Thursday, December 04, 2008

Quote Of The Day - December 4 

...Barney Frank is sometimes an underappreciated National Treasure. Today was one of those times, because he absolutely nailed the "Quote of the Day":
"At a time of great crisis with mortgage foreclosures and autos, (Obama) says we only have one president at a time," Frank told consumer advocates Thursday, according to the Associated Press. "I'm afraid that overstates the number of presidents we have (emphasis added). He's got to remedy that situation."


Now I don't care what you say; that's some first-class snark...

Home, Home On The....Cul-de-sac? 

...it would probably be easiest to say that any sort of brain-messed waterbrain willing to lay a wager that George W. Bush would choose to keep his hobby ranch in Crawford, Texas, would be a good person to hang with if you needed to pick up the occasional walking-around money for Starbucks or a quick local deli lunch on somebody else's dime. As we have learned today, Gee Dub isn't really the brush-clearin' type when you get down next to the bone, and the whole reimagining of that "rugged western cowboy" theme that the Crawford Ranch was supposed to provide for the Forty-Third President Of These United States turned out to be just another example of the sort of slimy message management that will be the only 'success story' in the whole sorry legacy of the nightmare of the last eight long years...

The whole "ranch" thing, complete with stylish and expensive Stetson hats and top of the line Ford F-250 pickups, was always an obvious charade and now - as his time in office swirls down into this last ugly unraveling of the Main Story - we are now present at the revelation of that Real George W. Bush. He isn't a 21st century reincarnation Ronald Reagan; he's a pampered city boy finally freed from the artificial constraints of having to look like a rough-and-tumble Western Man. The fact that Gee Dub will soon be gone from the national stage should be good enough, but it is worth a moment to note that he is finally by his actions acknowledging that - as the old saying goes - he was all hat and no cattle...

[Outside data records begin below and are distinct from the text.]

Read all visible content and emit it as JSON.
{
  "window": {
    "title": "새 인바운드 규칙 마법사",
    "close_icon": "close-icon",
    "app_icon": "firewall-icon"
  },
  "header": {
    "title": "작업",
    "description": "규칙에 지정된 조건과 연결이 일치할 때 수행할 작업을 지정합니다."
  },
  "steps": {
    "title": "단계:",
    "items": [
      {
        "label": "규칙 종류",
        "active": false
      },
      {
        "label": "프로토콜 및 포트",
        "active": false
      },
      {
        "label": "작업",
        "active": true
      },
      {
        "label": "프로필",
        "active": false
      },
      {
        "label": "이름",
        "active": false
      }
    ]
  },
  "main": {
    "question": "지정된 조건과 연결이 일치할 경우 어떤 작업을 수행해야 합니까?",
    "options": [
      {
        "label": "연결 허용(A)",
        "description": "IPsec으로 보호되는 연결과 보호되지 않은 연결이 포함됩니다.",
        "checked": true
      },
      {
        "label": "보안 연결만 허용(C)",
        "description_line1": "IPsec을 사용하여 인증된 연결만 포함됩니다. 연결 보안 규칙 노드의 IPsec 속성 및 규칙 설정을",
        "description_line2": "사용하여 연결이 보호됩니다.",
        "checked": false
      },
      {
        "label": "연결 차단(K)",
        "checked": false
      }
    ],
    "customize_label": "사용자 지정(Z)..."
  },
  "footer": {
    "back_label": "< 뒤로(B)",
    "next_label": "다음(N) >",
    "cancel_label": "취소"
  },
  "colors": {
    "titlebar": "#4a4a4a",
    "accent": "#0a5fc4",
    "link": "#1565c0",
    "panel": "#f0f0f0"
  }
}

Tuesday, December 02, 2008

Honeymooning In Philly 

...the whole "hail fellow well met" aura surrounding President-elect Barack Obama isn't probably all that unusual in its own self. There is always a certain amount of reluctant comity offered up by the losers in a presidential election year, especially when a change of party in the the White House is involved, so there isn't any particular reason to expect in the abstract that we would see this sort of thing again. There seems to be a bit of a difference this time, though, and that difference seems to be drawn from the stark difference between the guy who is arranging for the movers to pack everything out of his living quarters and the guy working with movers to pack everything into those same quarters...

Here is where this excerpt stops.